The invert index is a map container and will be very sparse and each index of the invert index will contain a sub-map. A sub-map will have an "Image ID" and frequency counting integer. For example, if we have 2 images with "Image ID" 10 and 20, and both of these images have "Patch ID" 999, appear once in "Image ID" 10 and appear twice in "Image ID" 20, we will have the following:
invertID[999] == sub-mapwith <10,1> and <20,2>
I've written the code below for this, but somehow I am not quite satisfied.
One instance, I have to put back the sub-map into the invert ID's index as you can see below.
Another thing is I am not quite sure whether I am using the correct type of container for the correct job or not. I have about 5000 images (so that's 5000 "Image ID") and I see that "Patch ID" could vary from 1 to numbers as high as 40 billion.

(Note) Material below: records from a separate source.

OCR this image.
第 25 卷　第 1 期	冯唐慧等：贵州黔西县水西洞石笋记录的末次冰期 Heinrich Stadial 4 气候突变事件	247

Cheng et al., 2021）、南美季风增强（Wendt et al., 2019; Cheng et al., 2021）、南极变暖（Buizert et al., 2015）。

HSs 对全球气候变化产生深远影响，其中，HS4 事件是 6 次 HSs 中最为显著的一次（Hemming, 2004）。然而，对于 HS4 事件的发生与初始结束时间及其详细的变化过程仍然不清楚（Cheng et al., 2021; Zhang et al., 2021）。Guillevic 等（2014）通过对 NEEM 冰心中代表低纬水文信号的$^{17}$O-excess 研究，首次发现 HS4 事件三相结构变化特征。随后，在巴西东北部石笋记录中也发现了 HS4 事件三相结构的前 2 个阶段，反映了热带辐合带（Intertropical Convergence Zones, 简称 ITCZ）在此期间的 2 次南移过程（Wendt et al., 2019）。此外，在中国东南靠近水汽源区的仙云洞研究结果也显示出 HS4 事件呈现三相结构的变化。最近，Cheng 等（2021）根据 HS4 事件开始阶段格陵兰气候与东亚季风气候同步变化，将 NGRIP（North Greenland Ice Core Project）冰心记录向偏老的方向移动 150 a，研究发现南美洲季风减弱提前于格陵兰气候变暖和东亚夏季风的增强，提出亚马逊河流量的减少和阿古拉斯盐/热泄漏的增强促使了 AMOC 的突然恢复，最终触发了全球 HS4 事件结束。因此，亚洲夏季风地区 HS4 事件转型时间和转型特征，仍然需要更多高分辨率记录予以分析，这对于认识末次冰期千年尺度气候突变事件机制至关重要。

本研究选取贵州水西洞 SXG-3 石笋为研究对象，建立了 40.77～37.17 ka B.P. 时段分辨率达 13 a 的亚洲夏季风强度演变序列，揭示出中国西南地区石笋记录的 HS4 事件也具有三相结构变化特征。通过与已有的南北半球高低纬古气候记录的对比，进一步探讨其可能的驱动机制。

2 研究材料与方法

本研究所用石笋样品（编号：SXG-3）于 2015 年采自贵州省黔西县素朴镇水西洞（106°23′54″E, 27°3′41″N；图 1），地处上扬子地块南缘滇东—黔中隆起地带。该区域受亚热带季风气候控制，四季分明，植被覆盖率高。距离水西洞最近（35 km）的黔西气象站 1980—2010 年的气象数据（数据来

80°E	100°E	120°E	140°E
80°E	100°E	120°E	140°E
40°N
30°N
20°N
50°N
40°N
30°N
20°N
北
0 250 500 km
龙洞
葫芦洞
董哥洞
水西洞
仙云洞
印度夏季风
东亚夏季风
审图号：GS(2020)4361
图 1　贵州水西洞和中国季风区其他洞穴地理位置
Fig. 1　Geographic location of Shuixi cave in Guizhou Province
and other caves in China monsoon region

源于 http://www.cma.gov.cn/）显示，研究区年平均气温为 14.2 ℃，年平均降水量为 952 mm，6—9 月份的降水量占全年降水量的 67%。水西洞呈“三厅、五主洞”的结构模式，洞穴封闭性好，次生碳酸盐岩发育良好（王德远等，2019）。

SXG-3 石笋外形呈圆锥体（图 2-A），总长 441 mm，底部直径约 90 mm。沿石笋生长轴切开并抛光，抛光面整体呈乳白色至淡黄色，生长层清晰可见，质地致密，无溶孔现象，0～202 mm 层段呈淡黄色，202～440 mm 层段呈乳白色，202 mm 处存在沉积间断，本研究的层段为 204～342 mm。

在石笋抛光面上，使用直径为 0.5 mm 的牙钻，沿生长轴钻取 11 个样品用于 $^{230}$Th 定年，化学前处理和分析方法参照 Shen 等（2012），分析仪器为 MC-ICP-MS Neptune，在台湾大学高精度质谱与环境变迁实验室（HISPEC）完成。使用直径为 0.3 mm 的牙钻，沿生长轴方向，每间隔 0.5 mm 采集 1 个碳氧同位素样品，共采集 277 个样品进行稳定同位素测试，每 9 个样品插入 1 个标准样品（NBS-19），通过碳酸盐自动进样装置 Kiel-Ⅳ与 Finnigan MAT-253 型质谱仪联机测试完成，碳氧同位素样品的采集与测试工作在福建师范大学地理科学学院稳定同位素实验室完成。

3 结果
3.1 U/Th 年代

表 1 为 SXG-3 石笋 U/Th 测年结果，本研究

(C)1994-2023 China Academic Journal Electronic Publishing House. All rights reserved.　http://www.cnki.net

In this case, performance-wise and design-wise, should I be using map or should I go for some other container? Suggestions are welcome.
Note: this will be run in a server that doesn't have a C++11 compiler.
unsigned long long int ID, index = 0;
map<unsigned long long int, map<int, int>> invertID;
...
...
//for the sake of convenient, two for loops below are shown as pseudocode.
for each image{ //loop with imageID, incrementing variable imageID in each iteration
//for each gradient patches in the image
for each gradient patch of this image{ //loop with index, incrementing variable index in each iteration.
//processID encapsulates the procedure to generate an ID for each interesting point in the image. We basically read values in the respective file and do some calculation.
ID = processID(index);
//if this ID exists in InvertID,
map<unsigned long long int, map<int,int>>::iterator mainMapIt = invertID.find(ID);
if (mainMapIt != invertID.end()){
//if this ImageID key exists in InvertID sub-map,
map<int,int> M = mainMapIt->second;
map<int,int>::iterator subMapIt = M.find(imageID);
if (subMapIt != M.end()){
//the index already exists, so increment the number (frequency) of this ImageID key
++M[imageID];
}
else{
//the index does not exist, so add ImageID key with value 1 into the InvertID
M[imageID] = 1;
}
//get this sub-Map back to the invert ID's index.
invertID[ID] = M;
}
else{
//the ID does not exist in the InvertId, yet, so
//create the first empty map with the key as image ID with value 1 and put it into the invertID.
map<int,int> M;
M[imageID] = 1;
invertID[ID] = M;
}
}
}